A Duluth based fishing group, the Lake Superior Steelhead Association, has been having an annual Planking Party for its current members for over 30 years, with about 50 to 60 guests attending each year. The Master Planker for the organization, John Whaley, has agreed to share some of his expertise in planking fish gained through 20+ years of cooking over open fires.

One reason that the fish is so tasty when planked is that it is slow cooked using an open fire and spiced just right and finally basted with butter. The boards are about 34 inches by 48 inches in size. The LSSA uses boards made of black ash, a local, dense grained hardwood. Six or eight individual boards are fastened together by bracing on the back.
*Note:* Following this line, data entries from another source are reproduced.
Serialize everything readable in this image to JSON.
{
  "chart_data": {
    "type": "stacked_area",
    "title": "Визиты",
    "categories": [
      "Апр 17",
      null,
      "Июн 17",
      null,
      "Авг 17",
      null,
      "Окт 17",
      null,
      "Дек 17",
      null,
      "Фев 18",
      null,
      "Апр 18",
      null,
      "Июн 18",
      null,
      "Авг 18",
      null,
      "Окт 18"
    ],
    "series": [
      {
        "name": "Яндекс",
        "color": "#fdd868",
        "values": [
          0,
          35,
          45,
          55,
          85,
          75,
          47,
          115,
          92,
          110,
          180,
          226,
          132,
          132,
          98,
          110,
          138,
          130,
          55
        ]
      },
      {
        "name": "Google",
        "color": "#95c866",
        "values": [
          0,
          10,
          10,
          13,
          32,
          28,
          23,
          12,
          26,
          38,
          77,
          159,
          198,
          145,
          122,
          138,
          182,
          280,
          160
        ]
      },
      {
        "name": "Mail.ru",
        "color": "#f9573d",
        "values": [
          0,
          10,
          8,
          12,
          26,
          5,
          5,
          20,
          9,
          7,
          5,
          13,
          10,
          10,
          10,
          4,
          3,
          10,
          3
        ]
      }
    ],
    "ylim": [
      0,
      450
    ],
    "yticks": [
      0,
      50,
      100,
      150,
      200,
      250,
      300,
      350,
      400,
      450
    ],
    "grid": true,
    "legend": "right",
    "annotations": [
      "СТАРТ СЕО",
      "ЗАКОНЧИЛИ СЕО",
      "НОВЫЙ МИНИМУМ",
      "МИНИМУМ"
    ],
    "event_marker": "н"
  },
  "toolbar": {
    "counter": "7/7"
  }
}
With modern equipment, biscuit joinery could also be used, but I would still recommend back bracing. The outside edges of the long dimension have dowels drilled in and secured every two inches. These dowels allow the fish filets to be secured to the boards by lashing them with butcher’s string in a crisscross pattern, with at least five passes of string per fish filet. Whaley recommends that the boards be completely dry when setting the filets. The fish skin to dry board will help alleviate slippage of any filets along with the string.

The best filet for this method is to take the sides and ribcages off the fish but leave the skin on. It’s best to try and arrange similar size filets to a board which allows for more even cooking. Do not overcrowd the filets, maybe eight to ten filets per board, depending on the size of fish. The LSSA guys apply lemon pepper and dill weed liberally right before lashing the fish to the boards, with at least five passes of string to each filet. Then off to the fire.
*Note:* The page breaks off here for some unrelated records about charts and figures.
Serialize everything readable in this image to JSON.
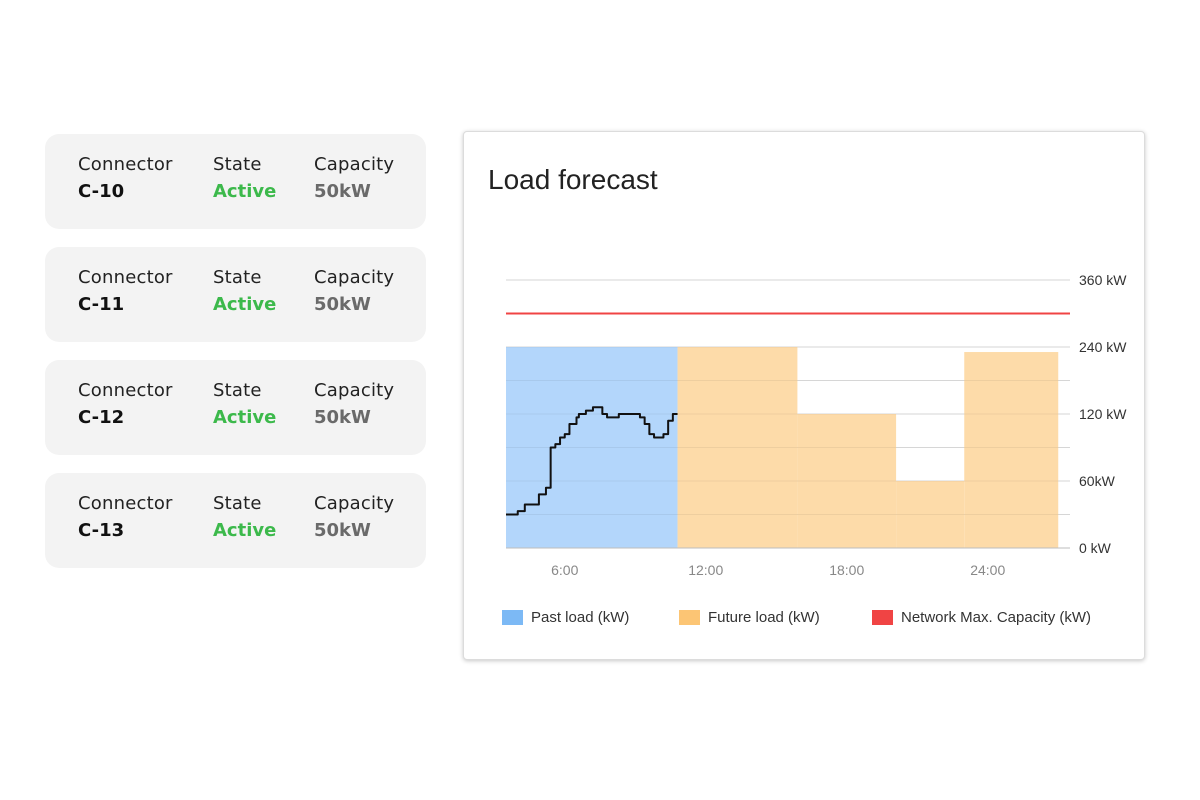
{
  "connectors": [
    {
      "connector_label": "Connector",
      "id": "C-10",
      "state_label": "State",
      "state": "Active",
      "capacity_label": "Capacity",
      "capacity": "50kW"
    },
    {
      "connector_label": "Connector",
      "id": "C-11",
      "state_label": "State",
      "state": "Active",
      "capacity_label": "Capacity",
      "capacity": "50kW"
    },
    {
      "connector_label": "Connector",
      "id": "C-12",
      "state_label": "State",
      "state": "Active",
      "capacity_label": "Capacity",
      "capacity": "50kW"
    },
    {
      "connector_label": "Connector",
      "id": "C-13",
      "state_label": "State",
      "state": "Active",
      "capacity_label": "Capacity",
      "capacity": "50kW"
    }
  ],
  "colors": {
    "active": "#3cb94b",
    "capacity_value": "#6a6a6a",
    "past": "#b3d6fb",
    "future": "#fddba9",
    "past_legend": "#7cb9f5",
    "future_legend": "#fcc574",
    "network": "#f04444",
    "load_line": "#111111"
  },
  "chart": {
    "title": "Load forecast",
    "legend": [
      "Past load (kW)",
      "Future load (kW)",
      "Network Max. Capacity (kW)"
    ],
    "chart_data": {
      "type": "area",
      "x_range_hours": [
        3.5,
        27.5
      ],
      "x_ticks": [
        {
          "value": 6,
          "label": "6:00"
        },
        {
          "value": 12,
          "label": "12:00"
        },
        {
          "value": 18,
          "label": "18:00"
        },
        {
          "value": 24,
          "label": "24:00"
        }
      ],
      "y_ticks": [
        {
          "label": "0 kW"
        },
        {
          "label": "60kW"
        },
        {
          "label": "120 kW"
        },
        {
          "label": "240 kW"
        },
        {
          "label": "360 kW"
        }
      ],
      "network_max_capacity_level": 7,
      "past_load_band": {
        "x_start": 3.5,
        "x_end": 10.8,
        "level": 6
      },
      "future_load_steps": [
        {
          "x_start": 10.8,
          "x_end": 15.9,
          "level": 6
        },
        {
          "x_start": 15.9,
          "x_end": 20.1,
          "level": 4
        },
        {
          "x_start": 20.1,
          "x_end": 23.0,
          "level": 2
        },
        {
          "x_start": 23.0,
          "x_end": 27.0,
          "level": 5.85
        }
      ],
      "past_load_line_levels": [
        [
          3.5,
          1.0
        ],
        [
          3.8,
          1.0
        ],
        [
          4.0,
          1.1
        ],
        [
          4.3,
          1.3
        ],
        [
          4.6,
          1.3
        ],
        [
          4.8,
          1.3
        ],
        [
          4.9,
          1.6
        ],
        [
          5.1,
          1.6
        ],
        [
          5.2,
          1.8
        ],
        [
          5.4,
          1.8
        ],
        [
          5.4,
          3.0
        ],
        [
          5.6,
          3.1
        ],
        [
          5.8,
          3.3
        ],
        [
          5.9,
          3.3
        ],
        [
          6.0,
          3.4
        ],
        [
          6.2,
          3.4
        ],
        [
          6.2,
          3.7
        ],
        [
          6.4,
          3.7
        ],
        [
          6.5,
          3.9
        ],
        [
          6.6,
          4.0
        ],
        [
          6.8,
          4.0
        ],
        [
          6.9,
          4.1
        ],
        [
          7.1,
          4.1
        ],
        [
          7.2,
          4.2
        ],
        [
          7.5,
          4.2
        ],
        [
          7.6,
          4.0
        ],
        [
          7.8,
          3.9
        ],
        [
          8.0,
          3.9
        ],
        [
          8.2,
          3.9
        ],
        [
          8.3,
          4.0
        ],
        [
          8.5,
          4.0
        ],
        [
          8.6,
          4.0
        ],
        [
          8.9,
          4.0
        ],
        [
          9.0,
          4.0
        ],
        [
          9.2,
          3.9
        ],
        [
          9.4,
          3.7
        ],
        [
          9.6,
          3.4
        ],
        [
          9.8,
          3.3
        ],
        [
          10.0,
          3.3
        ],
        [
          10.2,
          3.4
        ],
        [
          10.4,
          3.8
        ],
        [
          10.6,
          4.0
        ],
        [
          10.8,
          4.0
        ]
      ]
    }
  }
}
A very pivotal part involves the fire itself. Whaley always starts with an eight foot log and builds the fire on either side of the log, depending on how many boards are to be used. The reason for the log is that this reflects the heat outward to the boards of fish propped up on end. According to Whaley, sugar maple is by far the best wood but any hardwood would be preferred over pine or popple because of their ability to hold coals longer. The initial lighting should subside and the goal is to get a good bed coals going and then augment those with the occasional stoking of wood. If a hotspot develops, just move the boards back a little until the heat is less intense.

The boards are propped end up on two by six boards lying parallel to the fire. The actual cooking is the easiest step of the process. The key here is to not get the boards too close to the fire and don’t flip the boards too soon. According to the Master Planker, there is an old adage that applies to the cooking “If flies are lighting on the meat, you’re too far away and if the board is scorching, you’re too close.” The slower the better, Whaley says. Depending on the weather, it usually takes about two to two-and-a-half hours to cook lake trout to perfection; cool and windy weather may require more time. If you are trying salmon and lake trout, start the salmon about an hour after the lake trout because they have a tendency to dry out far too fast. About half an hour prior to being done, liberally baste all the filets with butter and put the planks back near the fire. The butter, spices, and fire will create a wonderful, tasty crust on the fish. When done, cut the strings and serve the fish just off the boards while hot.